In una piccola stazione di provincia, sperduta nella campagna pugliese, Domenico Arceri fa il capostazione ed è addetto al turno di notte. Per rendere meno noioso il lavoro trascorre il tempo a studiare l’inglese e a cronometrare tutto ciò che avviene nel suo ufficio: quanto ci mette la macchinetta a fare il caffè, in quanto tempo si consuma un ciocco di legno nella stufa, la regolarità con la quale cade il pesante piano ribaltabile di un mobile rotto. Nel cuore di una notte fredda e piovosa, una bella ragazza, in abito da sera, irrompe nel suo ufficio. Visibilmente turbata, ha fretta di partire e lasciare quel posto. Ma il primo treno è alle sei del mattino. Non resta che aspettare.

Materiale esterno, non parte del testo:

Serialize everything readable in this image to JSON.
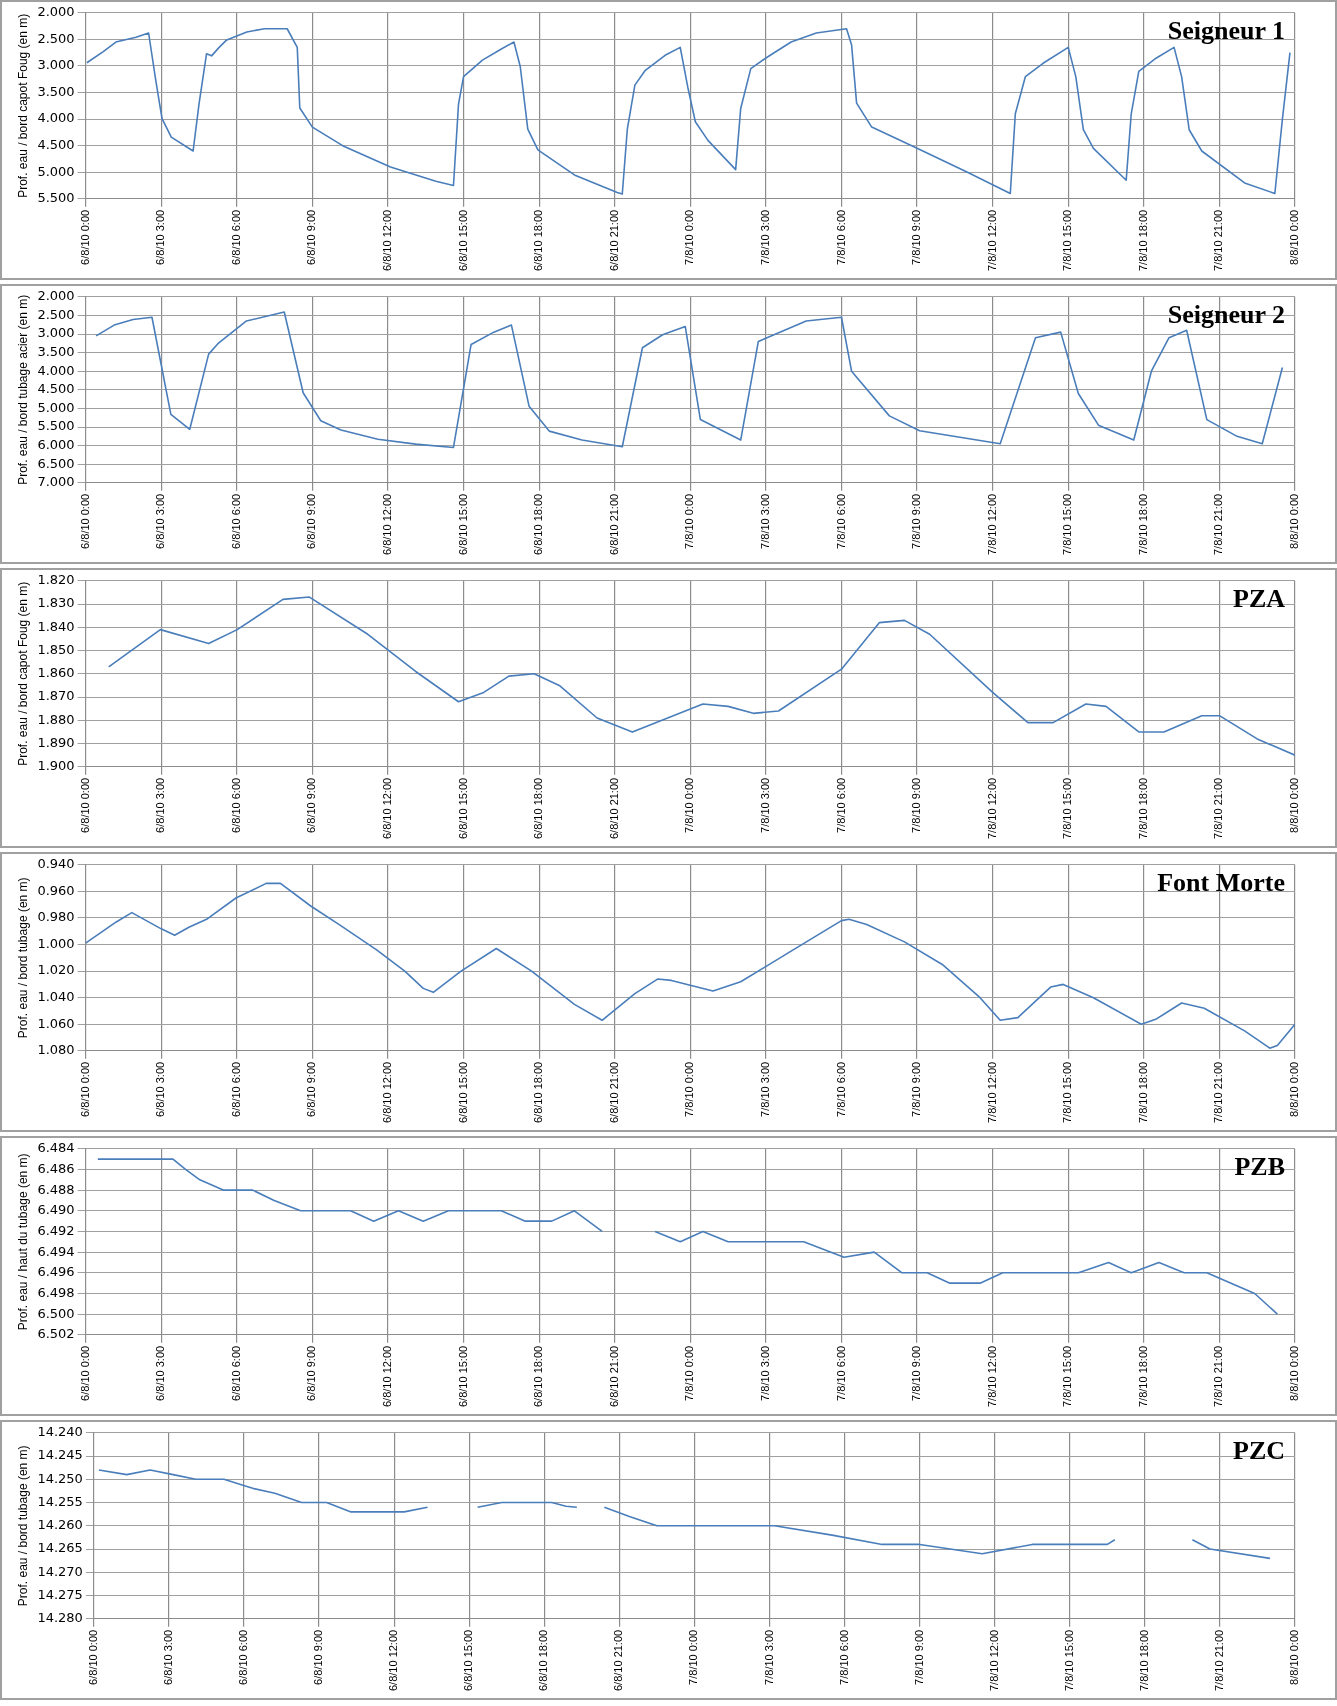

“La stazione” è una storia ambientata al Sud, e precisamente in Puglia. Il testo di Marino, però, ha il merito di superare i confini geografici della sua ambientazione. Parla di  incontri, casualità, combinazioni. I tre personaggi, in varia misura, sono tre “soli” radicati nelle proprie abitudini, nei propri costumi senza il coraggio di dare una sferzata alla   sonnacchiosa esistenza. Ma la vita, quella vera, presenta delle sorprese, palpitanti, carnali, che lasciano il segno. E non fa niente se l’incontro tra i due protagonisti non si consuma, la cosa importante rimane la consapevolezze che certe storie possono sconvolgere un tempo quotidiano, un particolare ritmo di esistenza,  anche se  hanno la durata di una notte e il sapore del sogno che si dissipa all’alba.